WHEN does it happen: The Atlantic hurricane season runs from June 1 to November 30, with the peak occurring between mid-August and late October. The Eastern Pacific hurricane season begins May 15 and ends November 30.
WHERE does it happen: Each year, many parts of the United States experience heavy rains, strong winds, floods, and coastal storm surges from tropical storms and hurricanes. Affected areas include all Atlantic and Gulf of Mexico coastal areas, Puerto Rico, the U.S. Virgin Islands, Hawaii, parts of the Southwest, the Pacific Coast, and the U.S. territories in the Pacific.
EVACUATE Because hurricanes can be detected and tracked in advance of making landfall, residents in the storm’s path often get several days of advance notice. When a hurricane threatens your area, the best action to protect yourself and your family from the high winds and flooding caused by hurricanes is to evacuate when ordered to do so, before those conditions hit your area. Know and follow the directions from local officials for community evacuation or seek higher ground for localized flooding.
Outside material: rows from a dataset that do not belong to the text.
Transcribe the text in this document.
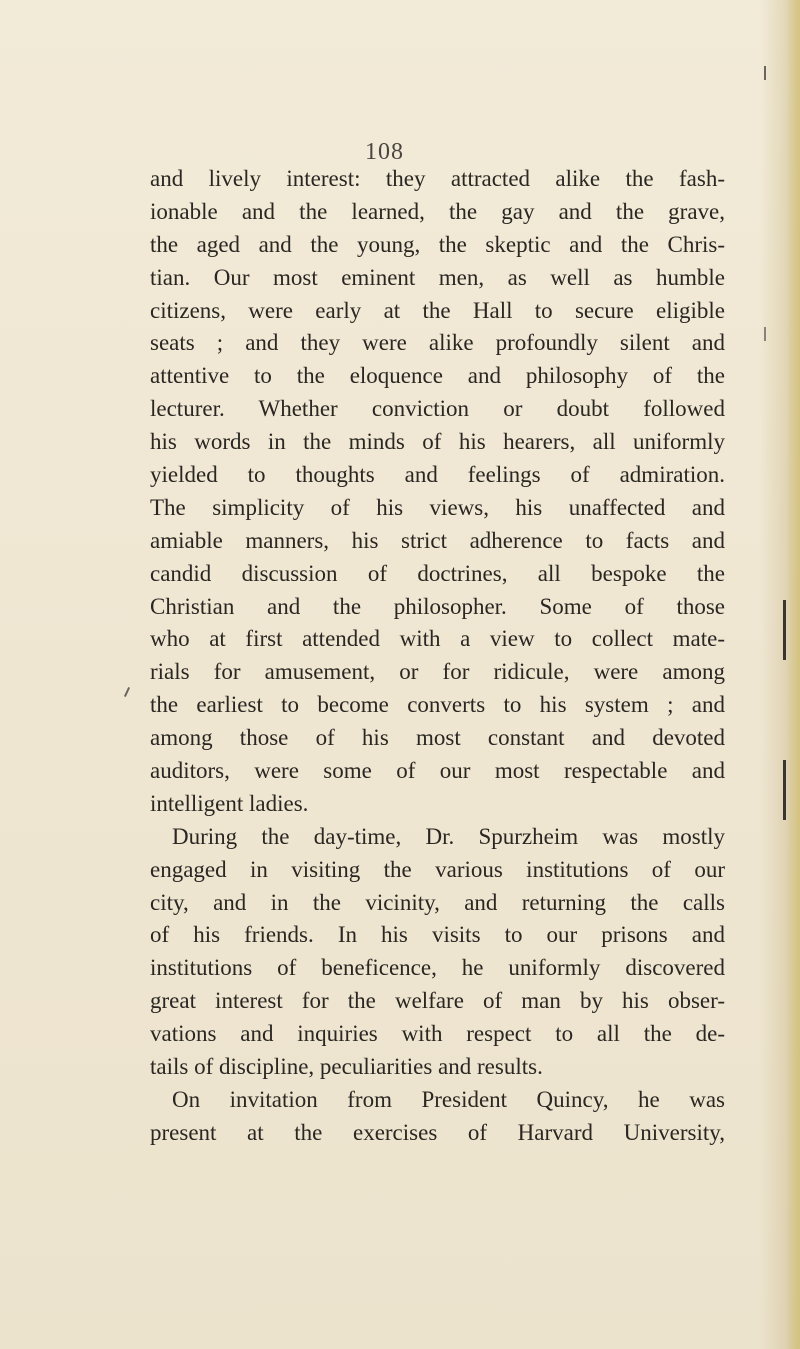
108
and lively interest: they attracted alike the fash-
ionable and the learned, the gay and the grave,
the aged and the young, the skeptic and the Chris-
tian. Our most eminent men, as well as humble
citizens, were early at the Hall to secure eligible
seats ; and they were alike profoundly silent and
attentive to the eloquence and philosophy of the
lecturer. Whether conviction or doubt followed
his words in the minds of his hearers, all uniformly
yielded to thoughts and feelings of admiration.
The simplicity of his views, his unaffected and
amiable manners, his strict adherence to facts and
candid discussion of doctrines, all bespoke the
Christian and the philosopher. Some of those
who at first attended with a view to collect mate-
rials for amusement, or for ridicule, were among
the earliest to become converts to his system ; and
among those of his most constant and devoted
auditors, were some of our most respectable and
intelligent ladies.
During the day-time, Dr. Spurzheim was mostly
engaged in visiting the various institutions of our
city, and in the vicinity, and returning the calls
of his friends. In his visits to our prisons and
institutions of beneficence, he uniformly discovered
great interest for the welfare of man by his obser-
vations and inquiries with respect to all the de-
tails of discipline, peculiarities and results.
On invitation from President Quincy, he was
present at the exercises of Harvard University,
If you expect to go to a shelter after evacuating, download the American Red Cross Shelter Finder App atwww.redcross.org/mobile-apps/shelter-finder-app.
REINFORCE FOR WIND, ELEVATE FOR WATER Your goal now, before a hurricane occurs, is to reduce the risk of damage to structures from winds and flooding. This includes strengthening the building’s outer shell—including the doors, windows, walls, and roof—and removing or securing all objects and non-building structures, as well as clearing the outside areas around the building. Measures to protect against potential flooding include waterproofing basements and elevating critical utilities (e.g., electrical panels and heating systems). In flood-prone areas, consider elevating the entire structure.
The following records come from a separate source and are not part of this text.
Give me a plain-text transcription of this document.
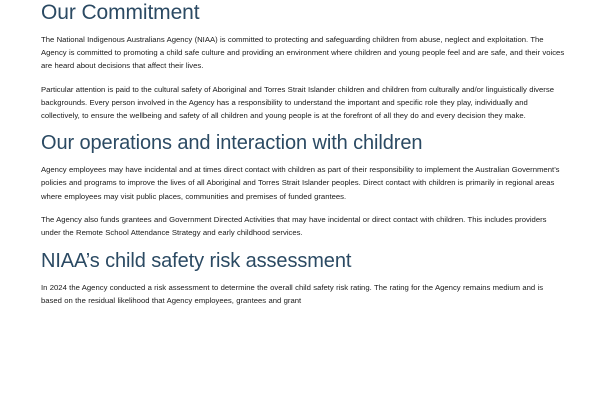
Our Commitment

The National Indigenous Australians Agency (NIAA) is committed to protecting and safeguarding children from abuse, neglect and exploitation. The Agency is committed to promoting a child safe culture and providing an environment where children and young people feel and are safe, and their voices are heard about decisions that affect their lives.

Particular attention is paid to the cultural safety of Aboriginal and Torres Strait Islander children and children from culturally and/or linguistically diverse backgrounds. Every person involved in the Agency has a responsibility to understand the important and specific role they play, individually and collectively, to ensure the wellbeing and safety of all children and young people is at the forefront of all they do and every decision they make.

Our operations and interaction with children

Agency employees may have incidental and at times direct contact with children as part of their responsibility to implement the Australian Government’s policies and programs to improve the lives of all Aboriginal and Torres Strait Islander peoples. Direct contact with children is primarily in regional areas where employees may visit public places, communities and premises of funded grantees.

The Agency also funds grantees and Government Directed Activities that may have incidental or direct contact with children. This includes providers under the Remote School Attendance Strategy and early childhood services.

NIAA’s child safety risk assessment

In 2024 the Agency conducted a risk assessment to determine the overall child safety risk rating. The rating for the Agency remains medium and is based on the residual likelihood that Agency employees, grantees and grant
INSURANCE Purchasing flood insurance provides financial protection for the cost of repairs due to flood damage. Standard insurance policies do not cover flooding, including storm surge flooding, but flood insurance is available for homeowners, renters, and business owners through the National Flood Insurance Program. You may also be able to purchase insurance for wind.
Store your supplies so you can grab them quickly if you need to evacuate; know in advance what else you will need to take. Take time now to make a list of the things you would need or want to take with you if you had to leave your home quickly. Store the basic emergency supplies in a “Go Bag” or other container. Be ready to grab other essential items quickly before leaving. Remember to include specialized items for people with disabilities and others with access and functional needs, such as older adults, children, and those with Limited English Proficiency.
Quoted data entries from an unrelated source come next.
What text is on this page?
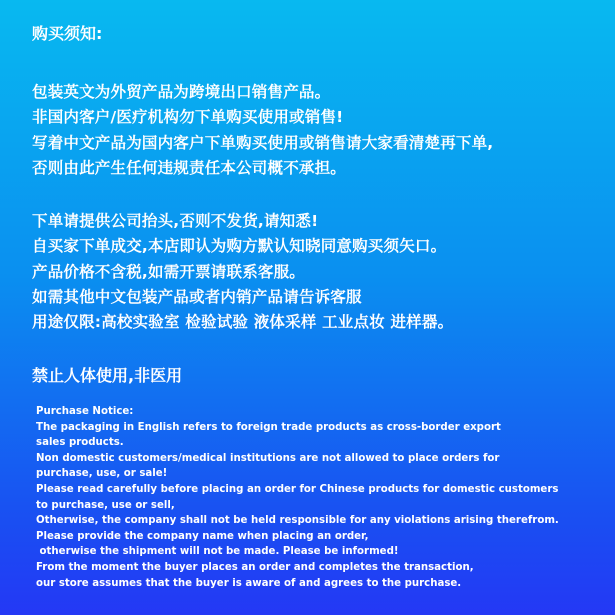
购买须知:
包装英文为外贸产品为跨境出口销售产品。
非国内客户/医疗机构勿下单购买使用或销售!
写着中文产品为国内客户下单购买使用或销售请大家看清楚再下单,
否则由此产生任何违规责任本公司概不承担。
下单请提供公司抬头,否则不发货,请知悉!
自买家下单成交,本店即认为购方默认知晓同意购买须矢口。
产品价格不含税,如需开票请联系客服。
如需其他中文包装产品或者内销产品请告诉客服
用途仅限:高校实验室 检验试验 液体采样 工业点妆 进样器。
禁止人体使用,非医用
Purchase Notice:
The packaging in English refers to foreign trade products as cross-border export
sales products.
Non domestic customers/medical institutions are not allowed to place orders for
purchase, use, or sale!
Please read carefully before placing an order for Chinese products for domestic customers
to purchase, use or sell,
Otherwise, the company shall not be held responsible for any violations arising therefrom.
Please provide the company name when placing an order,
otherwise the shipment will not be made. Please be informed!
From the moment the buyer places an order and completes the transaction,
our store assumes that the buyer is aware of and agrees to the purchase.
Here are some suggestions to consider: –
Flashlight and radio, either hand-cranked or battery-powered, with extra batteries
At least 1 gallon of water per person per day for at least 3 days. A normally active person needs about three-quarters of fluid daily, from water and other beverages. Water is also needed for food preparation and sanitation
At least a 3-day supply of non-perishable food for members of your household, including pet food and considerations for special dietary needs. Include a nonelectric can opener for canned food
First aid kit, medications, and medical supplies; and Battery backup power for power-dependent mobility devices, oxygen, and other assistive technology needs.
Sleeping bag or warm blanket for each person, if you live in a cold-weather climate.
Personal documents: Birth Certificate, Passport… etc.